Liputan6.com, Jakarta Ketegangan geopolitik global yang meningkat pasca serangan Amerika Serikat terhadap tiga situs nuklir di Iran turut memberi tekanan pada pasar saham global, termasuk Indonesia.
Terkait kondisi ini, Strategy & Planning Kiwoom Sekuritas Indonesia, Oktavianus Audi, VP Marketing menilai eskalasi konflik ini dapat memicu volatilitas di pasar saham, terutama jika terjadi balasan dari sekutu Iran yang berujung pada penutupan Selat Hormuz jalur penting distribusi minyak dunia.
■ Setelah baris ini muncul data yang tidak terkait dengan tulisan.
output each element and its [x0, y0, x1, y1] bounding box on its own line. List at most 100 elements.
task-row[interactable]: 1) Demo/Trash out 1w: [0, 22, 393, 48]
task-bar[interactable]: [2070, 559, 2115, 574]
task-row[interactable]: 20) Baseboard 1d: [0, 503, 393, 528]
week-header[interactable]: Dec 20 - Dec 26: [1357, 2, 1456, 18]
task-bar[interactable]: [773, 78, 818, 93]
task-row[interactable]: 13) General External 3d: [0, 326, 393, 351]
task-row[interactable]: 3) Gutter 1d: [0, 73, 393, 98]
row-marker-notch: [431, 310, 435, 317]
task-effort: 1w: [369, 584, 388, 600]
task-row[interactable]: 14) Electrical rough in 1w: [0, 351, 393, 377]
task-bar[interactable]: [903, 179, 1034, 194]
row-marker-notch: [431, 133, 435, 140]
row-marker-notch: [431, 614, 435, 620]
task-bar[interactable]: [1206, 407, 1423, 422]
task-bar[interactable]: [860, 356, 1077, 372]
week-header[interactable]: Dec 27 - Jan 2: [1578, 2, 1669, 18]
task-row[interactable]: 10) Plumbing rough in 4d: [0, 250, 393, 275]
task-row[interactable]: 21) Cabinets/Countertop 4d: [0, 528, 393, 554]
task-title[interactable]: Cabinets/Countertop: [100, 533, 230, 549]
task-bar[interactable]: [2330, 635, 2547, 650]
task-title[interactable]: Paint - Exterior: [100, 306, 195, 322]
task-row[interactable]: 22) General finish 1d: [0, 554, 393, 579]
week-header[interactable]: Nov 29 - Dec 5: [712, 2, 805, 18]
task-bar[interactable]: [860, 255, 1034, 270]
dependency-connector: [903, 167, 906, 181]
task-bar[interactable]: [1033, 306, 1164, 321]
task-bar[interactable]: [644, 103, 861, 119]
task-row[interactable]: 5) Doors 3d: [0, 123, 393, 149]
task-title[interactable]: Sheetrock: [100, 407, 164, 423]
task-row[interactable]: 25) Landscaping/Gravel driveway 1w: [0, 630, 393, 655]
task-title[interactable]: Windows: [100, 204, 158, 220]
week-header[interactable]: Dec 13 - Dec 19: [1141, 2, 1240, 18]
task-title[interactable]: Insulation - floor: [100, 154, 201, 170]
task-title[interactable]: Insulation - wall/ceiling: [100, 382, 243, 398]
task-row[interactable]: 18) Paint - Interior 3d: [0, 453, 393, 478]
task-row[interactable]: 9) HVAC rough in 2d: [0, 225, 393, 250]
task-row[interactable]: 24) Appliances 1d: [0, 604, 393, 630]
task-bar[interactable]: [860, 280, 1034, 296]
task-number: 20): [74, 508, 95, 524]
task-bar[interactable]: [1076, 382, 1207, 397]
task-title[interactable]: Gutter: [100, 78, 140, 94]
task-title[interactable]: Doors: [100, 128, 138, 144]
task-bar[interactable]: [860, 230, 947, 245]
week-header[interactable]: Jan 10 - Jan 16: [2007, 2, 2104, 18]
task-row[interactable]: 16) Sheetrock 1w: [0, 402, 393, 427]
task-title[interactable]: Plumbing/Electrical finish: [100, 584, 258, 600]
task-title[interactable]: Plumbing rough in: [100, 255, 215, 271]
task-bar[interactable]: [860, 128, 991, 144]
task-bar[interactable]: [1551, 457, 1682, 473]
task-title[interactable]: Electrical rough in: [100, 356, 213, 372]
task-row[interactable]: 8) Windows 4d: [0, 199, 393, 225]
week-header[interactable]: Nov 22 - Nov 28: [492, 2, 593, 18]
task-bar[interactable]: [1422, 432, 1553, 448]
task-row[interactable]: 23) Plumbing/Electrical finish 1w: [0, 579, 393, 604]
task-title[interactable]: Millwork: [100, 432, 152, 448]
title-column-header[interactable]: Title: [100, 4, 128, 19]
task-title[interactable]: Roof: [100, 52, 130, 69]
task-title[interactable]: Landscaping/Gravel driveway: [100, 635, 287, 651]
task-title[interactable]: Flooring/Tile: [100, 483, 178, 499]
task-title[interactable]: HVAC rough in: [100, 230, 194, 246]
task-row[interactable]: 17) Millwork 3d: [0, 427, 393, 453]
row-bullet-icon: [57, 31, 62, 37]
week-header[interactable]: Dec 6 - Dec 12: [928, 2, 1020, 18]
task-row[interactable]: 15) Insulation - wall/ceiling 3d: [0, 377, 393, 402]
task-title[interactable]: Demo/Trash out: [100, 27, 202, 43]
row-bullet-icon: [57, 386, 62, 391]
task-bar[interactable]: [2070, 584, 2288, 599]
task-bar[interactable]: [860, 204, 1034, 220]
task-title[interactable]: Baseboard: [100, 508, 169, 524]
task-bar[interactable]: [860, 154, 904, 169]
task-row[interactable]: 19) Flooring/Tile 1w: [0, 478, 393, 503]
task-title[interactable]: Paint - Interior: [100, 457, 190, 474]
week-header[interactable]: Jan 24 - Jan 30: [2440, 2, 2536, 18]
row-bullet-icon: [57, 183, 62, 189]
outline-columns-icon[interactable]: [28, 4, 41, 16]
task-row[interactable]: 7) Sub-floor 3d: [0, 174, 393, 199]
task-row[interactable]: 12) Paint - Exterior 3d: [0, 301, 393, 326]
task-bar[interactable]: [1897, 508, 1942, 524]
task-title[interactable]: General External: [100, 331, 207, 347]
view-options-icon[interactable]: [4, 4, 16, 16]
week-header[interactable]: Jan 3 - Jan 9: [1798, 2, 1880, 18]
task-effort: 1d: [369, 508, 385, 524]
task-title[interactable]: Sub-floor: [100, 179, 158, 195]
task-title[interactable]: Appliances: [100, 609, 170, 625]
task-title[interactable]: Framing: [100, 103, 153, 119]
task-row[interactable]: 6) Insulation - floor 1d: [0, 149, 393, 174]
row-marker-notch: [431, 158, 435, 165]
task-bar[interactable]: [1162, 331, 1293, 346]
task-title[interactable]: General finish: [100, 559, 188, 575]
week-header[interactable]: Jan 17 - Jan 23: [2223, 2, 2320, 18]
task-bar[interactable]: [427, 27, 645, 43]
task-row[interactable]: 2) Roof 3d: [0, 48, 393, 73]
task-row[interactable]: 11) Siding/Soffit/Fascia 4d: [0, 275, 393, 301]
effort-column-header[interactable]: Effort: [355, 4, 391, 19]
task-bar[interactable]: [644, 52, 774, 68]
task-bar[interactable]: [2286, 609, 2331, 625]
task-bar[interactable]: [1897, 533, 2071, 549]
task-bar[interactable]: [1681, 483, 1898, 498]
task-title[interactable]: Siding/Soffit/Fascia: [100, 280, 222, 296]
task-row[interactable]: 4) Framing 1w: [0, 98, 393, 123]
“Kami berpandangan seiring dengan tensi yang meningkat paska penyerangan AS terhadap 3 situs nuklir di Iran dan juga penutupan Selat Hormuz cenderung mendorong volatilitas pasar saham,” ujar Oktavianus kepada Liputan6.com, Selasa (24/6/2025).
Hal ini seiring dengan kekhawatiran dampak keberlanjutan, khususnya terhadap kenaikan inflasi global disebabkan kenaikan harga minyak mentah dan berujung pada perlambatan ekonomi global jika terjadi eskalasi balasan dari sekutu Iran.
IHSG akan Bergerak Moderat
Dalam situasi tersebut, Oktavianus memperkirakan Indeks Harga Saham Gabungan (IHSG) akan bergerak moderat pada rentang 6.650 hingga 7.000 dalam jangka pendek hingga menengah.
Kinerja indeks akan sangat bergantung pada arah lanjutan dari tensi geopolitik dan dampaknya terhadap harga komoditas energi, terutama minyak mentah.
Oktavianus juga menambahkan sektor energi dan barang baku menjadi dua sektor yang potensial untuk dilirik investor dalam jangka pendek, seiring kenaikan harga minyak dan emas sebagai aset safe haven.
“Kami berpandangan dalam jangka pendek hingga menengah, emiten dari sektor energi (oil & gas) akan terdampak positif pada kenaikan harga global. Kami memperkirakan jika eskalasi berlanjut maka minyak mentah dapat meningkat 30% dan emas berpotensi membentuk new all time dengan target $3.500 per toz,” jelasnya.
Strategi Investasi
Untuk strategi investasi, Kiwoom Sekuritas merekomendasikan investor memanfaatkan momentum jangka pendek dengan melakukan trading buy pada saham-saham tematik yang terdampak positif, seperti MEDC dengan target harga Rp1.590 dan PTRO dengan target harga Rp3.200.
Meski begitu, Oktavianus juga mengingatkan jika eskalasi berlanjut dalam jangka panjang, kenaikan harga minyak justru bisa memperburuk prospek ekonomi global. Ketergantungan Indonesia terhadap impor BBM dan beban subsidi dapat mendorong inflasi, menahan suku bunga tinggi, dan menekan daya beli masyarakat.